Tal como num jardim, se um jardineiro não compreende o que se pretende, arruína o projecto, na paisagem, se quem gere não compreende como os objectivos podem ser atingidos, não há maneira de conduzir a paisagem para onde se pretende.
Quem gere paisagens são pessoas comuns que todos os dias decidem se semeiam batatas ou trigo, se plantam vinhas ou amendoais, se regam ou não regam, se estrumam ou adubam, se pastoreiam ou florestam, tudo decisões quotidianas tomadas pelo “jardineiro de paisagens”, da mesma forma que num jardim é do jardineiro decisão quotidiana de podar, de regar, de limpar, de semear, de plantar, de cortar, quando e como.

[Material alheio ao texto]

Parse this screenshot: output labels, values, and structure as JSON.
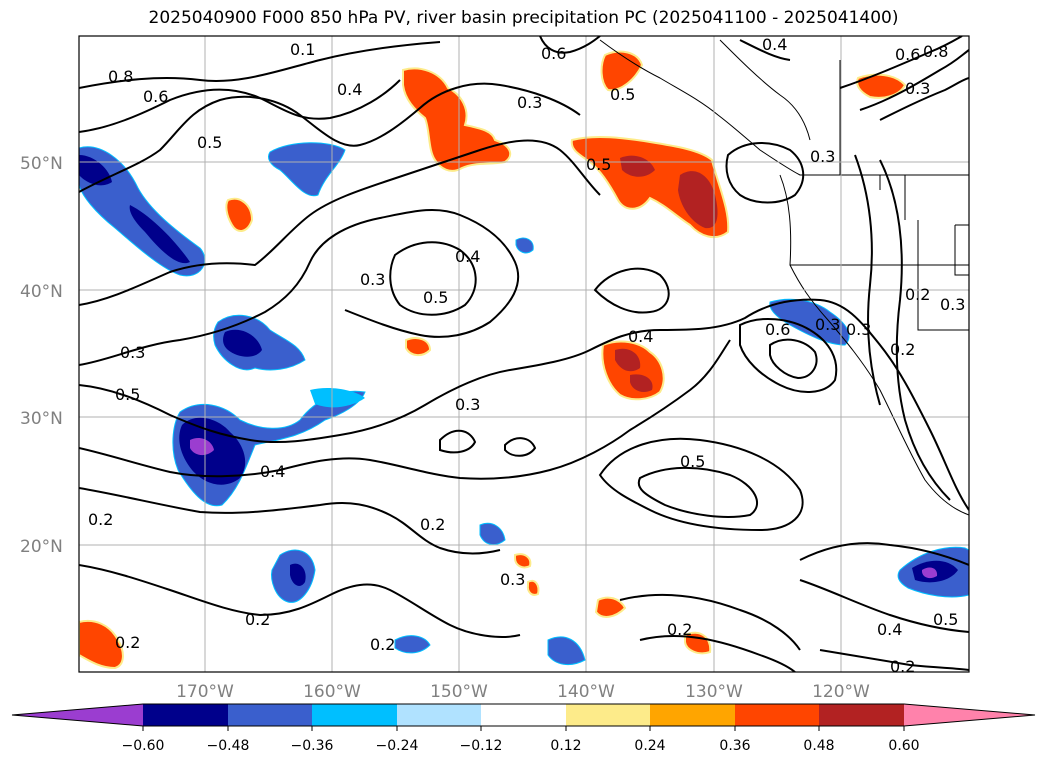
{
  "title": "2025040900 F000 850 hPa PV, river basin precipitation PC (2025041100 - 2025041400)",
  "map": {
    "lat_labels": [
      "50°N",
      "40°N",
      "30°N",
      "20°N"
    ],
    "lon_labels": [
      "170°W",
      "160°W",
      "150°W",
      "140°W",
      "130°W",
      "120°W"
    ],
    "grid": true
  },
  "contour_labels": [
    "0.1",
    "0.8",
    "0.6",
    "0.4",
    "0.5",
    "0.6",
    "0.3",
    "0.4",
    "0.6",
    "0.8",
    "0.3",
    "0.5",
    "0.3",
    "0.4",
    "0.5",
    "0.3",
    "0.4",
    "0.6",
    "0.5",
    "0.3",
    "0.2",
    "0.3",
    "0.2",
    "0.3",
    "0.5",
    "0.3",
    "0.4",
    "0.5",
    "0.2",
    "0.2",
    "0.3",
    "0.2",
    "0.2",
    "0.2",
    "0.4",
    "0.5",
    "0.2",
    "0.2",
    "0.3"
  ],
  "colorbar": {
    "colors": [
      "#9b3dd0",
      "#00008b",
      "#3a5fcd",
      "#00bfff",
      "#b0e2ff",
      "#ffffff",
      "#fdeb8a",
      "#ffa500",
      "#ff4500",
      "#b22222",
      "#ff82ab"
    ],
    "tick_labels": [
      "−0.60",
      "−0.48",
      "−0.36",
      "−0.24",
      "−0.12",
      "0.12",
      "0.24",
      "0.36",
      "0.48",
      "0.60"
    ]
  },
  "colors": {
    "purple": "#9b3dd0",
    "navy": "#00008b",
    "blue": "#3a5fcd",
    "cyan": "#00bfff",
    "lightblue": "#b0e2ff",
    "yellow": "#fdeb8a",
    "orange": "#ffa500",
    "redorange": "#ff4500",
    "darkred": "#b22222",
    "pink": "#ff82ab",
    "gridline": "#b0b0b0"
  }
}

Pode-se escrever o que se quiser no plano de manutenção do jardim, será sempre a interiorização, pelo jardineiro, do que se pretende, que definirá o sucesso ou o desastre.
Os planos de ordenamento deveriam ser desenhados com base no pressuposto de que não é possível determinar a existência de pastoreio onde o gestor do terreno não vê retorno no esforço que tem de fazer para ter pastoreio nessa área.
Recentemente dei por mim na apresentação de uma investigação de ordenamento do território que usava um modelo que concluía que, em algumas freguesias da área de estudo, ter-se-ia de alterar 75% do uso do território porque o modelo sugeria que em 75% da área os usos existentes eram inadequados.
Para as responsáveis do plano, isto dava ideia de como seria precisa uma grande vontade política e uma forte afectação de recursos para se atingir os objectivos a que o plano de propunha.
Para mim, que acho sempre que a probabilidade de um modelo estar errado é muito mais alta que a probabilidade da realidade estar errada, o que estes valores diziam é que seria melhor olhar outra vez para o modelo, para perceber onde estava a falhar.
Quer para uns e quer para outros, técnicos igualmente qualificados, é certo que seriam os agricultores, os produtores florestais, os pastores e outros gestores de paisagens a ter de executar o “caderno de encargos” implícito no plano de ordenamento pelo que, ou o compreendiam e tomavam todos os dias decisões no sentido pretendido, ou o plano falharia em toda a linha.
Infelizmente, estas considerações, que me parecem banalidades sobre gestão de paisagens, são tratadas pelo nosso sistema de ordenamento do território como excentricidades ou cedências aos interesses económicos.
O nosso sistema de ordenamento do território parte de pressupostos diferentes dos meus, parte do pressuposto de que cabe ao Estado, enquanto garante do bem comum, definir que paisagem queremos ter.
No essencial, o nosso sistema de ordenamento do território baseia-se na crença de que isso se consegue com base num desenho técnico associado a regulamentos administrativos, que obrigam os gestores da paisagem a cumprir normas administrativas cuja racionalidade, incluindo económica, não é reconhecida pelos que têm de cumprir essas normas.
No fundo, os responsáveis pelo nosso sistema de ordenamento do território actuam como os donos de jardins que insistem em plantar árvores com raízes para cima, por razões que, provavelmente, eles conseguirão explicar muito bem, eu é que não as consigo compreender.